Conor O’Donovan | Resident Satirist
The, slightly later than usual, announcement of Sunday opening hours in the BLU garnered a delirious response from students. “This means I can take Mondays off” enthused an SS History student. Library staff declined to comment on whether their announcement was hastened by an anonymous hacking leading to the replacement of the Fast Lane demonstration video with the 1998 film Any Given Sunday. Just last month, the search for a desk on a Sunday afternoon led a group of students to pose as Scan Soc members in order to infiltrate the society’s Ikea trip. It emerged the students, all in their Junior Sophister year, intended to occupy some display models of the popular Malm design. Overall, it appears students are unwilling to compromise when it comes to time management.
As the College’s current five-year Strategic Plan comes to an end, many are wondering what’s next for Trinity. It initially emerged the College will be taking a firmer stance on “inflexibility” on the part of the student population, pertaining mainly to missed classes. The announcement came as part of a statement made by a spokesperson for the Provost’s office. While it was generally understood the Praeposital Poster Paints Portrait session had run over, many speculated his absence would be contentious, had there been a greater turn out. When word about the substance of the announcement did circulate the Regent House evening Pilates class was moved into Front Square in protest.
Library staff declined to comment on whether their announcement was hastened by an anonymous hacking leading to the replacement of the Fast Lane demonstration video with the 1998 film Any Given Sunday.
The College maintains the proximity of this protest to the Provost’s second announcement of the week, this one made in person, is incidental. In a significant change to the, as yet unannounced, forthcoming Strategic Plan, the Provost announced a new “real-time” approach to timetabling. From next week, students will swipe their student card upon entering campus and once a certain threshold is reached classes will begin, with rooms being allocated by staff “in the field.” The Provost, who was also unveiling his latest poster paint likeness, said he hoped this new approach would bring students and the College’s administrative together in a time where “a limber, flexible college community is far from certain.”

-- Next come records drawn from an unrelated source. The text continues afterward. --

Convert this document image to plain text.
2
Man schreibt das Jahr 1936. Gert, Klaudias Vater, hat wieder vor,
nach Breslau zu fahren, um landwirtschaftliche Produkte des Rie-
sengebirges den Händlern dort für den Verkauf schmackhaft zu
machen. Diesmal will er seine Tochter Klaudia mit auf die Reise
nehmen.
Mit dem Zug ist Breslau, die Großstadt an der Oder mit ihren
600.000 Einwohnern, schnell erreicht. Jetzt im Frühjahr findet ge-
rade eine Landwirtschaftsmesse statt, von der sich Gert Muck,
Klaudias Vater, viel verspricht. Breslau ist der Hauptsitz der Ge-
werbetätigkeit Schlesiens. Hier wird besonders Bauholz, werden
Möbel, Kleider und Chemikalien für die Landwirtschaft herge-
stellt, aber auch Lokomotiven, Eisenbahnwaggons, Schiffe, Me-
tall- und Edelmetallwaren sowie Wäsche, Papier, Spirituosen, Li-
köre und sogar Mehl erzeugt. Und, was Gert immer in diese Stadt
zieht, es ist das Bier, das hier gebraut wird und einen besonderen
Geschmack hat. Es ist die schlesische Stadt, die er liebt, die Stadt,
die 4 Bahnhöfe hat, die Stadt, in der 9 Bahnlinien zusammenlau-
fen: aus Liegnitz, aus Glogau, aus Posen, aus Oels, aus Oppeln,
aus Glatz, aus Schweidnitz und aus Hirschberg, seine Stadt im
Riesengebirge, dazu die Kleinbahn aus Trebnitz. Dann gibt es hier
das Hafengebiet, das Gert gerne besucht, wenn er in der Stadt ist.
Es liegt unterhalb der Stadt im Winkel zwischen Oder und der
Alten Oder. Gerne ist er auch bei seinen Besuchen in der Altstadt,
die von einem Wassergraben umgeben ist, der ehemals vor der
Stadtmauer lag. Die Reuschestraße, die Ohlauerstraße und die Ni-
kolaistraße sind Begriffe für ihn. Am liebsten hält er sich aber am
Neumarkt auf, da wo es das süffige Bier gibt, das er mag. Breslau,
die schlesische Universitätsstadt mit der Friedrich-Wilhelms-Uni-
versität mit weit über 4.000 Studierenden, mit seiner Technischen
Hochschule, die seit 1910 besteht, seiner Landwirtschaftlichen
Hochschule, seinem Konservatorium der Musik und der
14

Though the move seems unorthodox, absenteeism is rife in many faculties. “What is the student body if not a multiplicity of independently thinking student bodies,” remarked a wistful SF student after a particularly poorly attended Physiology lecture during the week. Far from condemning such stances, for at least two years the School of Philosophy has conducted research into whether “merely timetabling” classes is enough to force them to materialise. The published thesis notes the study has yielded “discouraging results” regarding attendance of students and staff, although the data mainly pertains to how present participants were in a phenomenological sense.
Trinity Communications have confirmed a specific Twitter handle, @TCDclassqueries, is in place to deal with timetabling matters. They have since maintained they will not be altering the handle, despite “deliberately misleading tweets” made by the Socialist Workers’ Student Society. When questioned on the matter the Provost declined to comment, but underlined the importance of stretching regularly. Rumours suggesting that the Trinity Communications demonstrational video will have a Yogic theme have caused much consternation: Du Fish Soc are believed to be preparing a series of pamphlets presenting Cod Liver Oil as a viable alternative in maintaining a limber physique. The society continue to deny they are receiving donations from Seven Seas, maintaining that such a sponsorship would contradict their refusal to recognise the Adriatic.
Fish Soc have also been at the forefront of efforts to reverse the traditional decline in society activity towards the end of Hilary term. The “Better Than a Slap in the Face with a Wet Fish” advertising campaign for this year’s Phistery tour has been deemed dangerous, however: in the past week, the Medical office has reported numerous cases of bruising “consistent with trauma suffered in patients who have been beaten with an adult carp.” D.U. Geography Society have been less literal, but ultimately less successful, in their efforts: their new “No OS” nights, which promise “uncoordinated fun” as well as the “continental shift,” were announced on Tuesday to little fanfare.
DU Fish Soc are believed to be preparing a series of pamphlets presenting Cod Liver Oil as a viable alternative in maintaining a limber physique
Amidst fears that the new timetabling methods may mean classes extend into the summer, the Global Room has undertaken a number of independently financed renovations. A simulator that offers students the experience of travel on a number of prominent European railway lines will open in June. “The simulator will have three settings: first class, second class and luggage compartment,” a source in the office revealed. Efforts are also being made by both the Global Room and Trinity Explore to provide students with campus internship opportunities over the summer months. The first role to open applications is a four-week programme exploring marketing solutions to Buttery goulash. The post requires at least a Masters degree.
In the short term it certainly appears that College life is set to change radically, as Trinity undergoes an administrative upheaval the scale of which is usually reserved to the summer months. However, it seems the culture that exists in Trinity, as in many other academic institutions, of associating certain activities with certain times of the week and year seems set to die out. Perhaps the best way to deal with the situation is be flexible when setting aside time to do one’s stretches.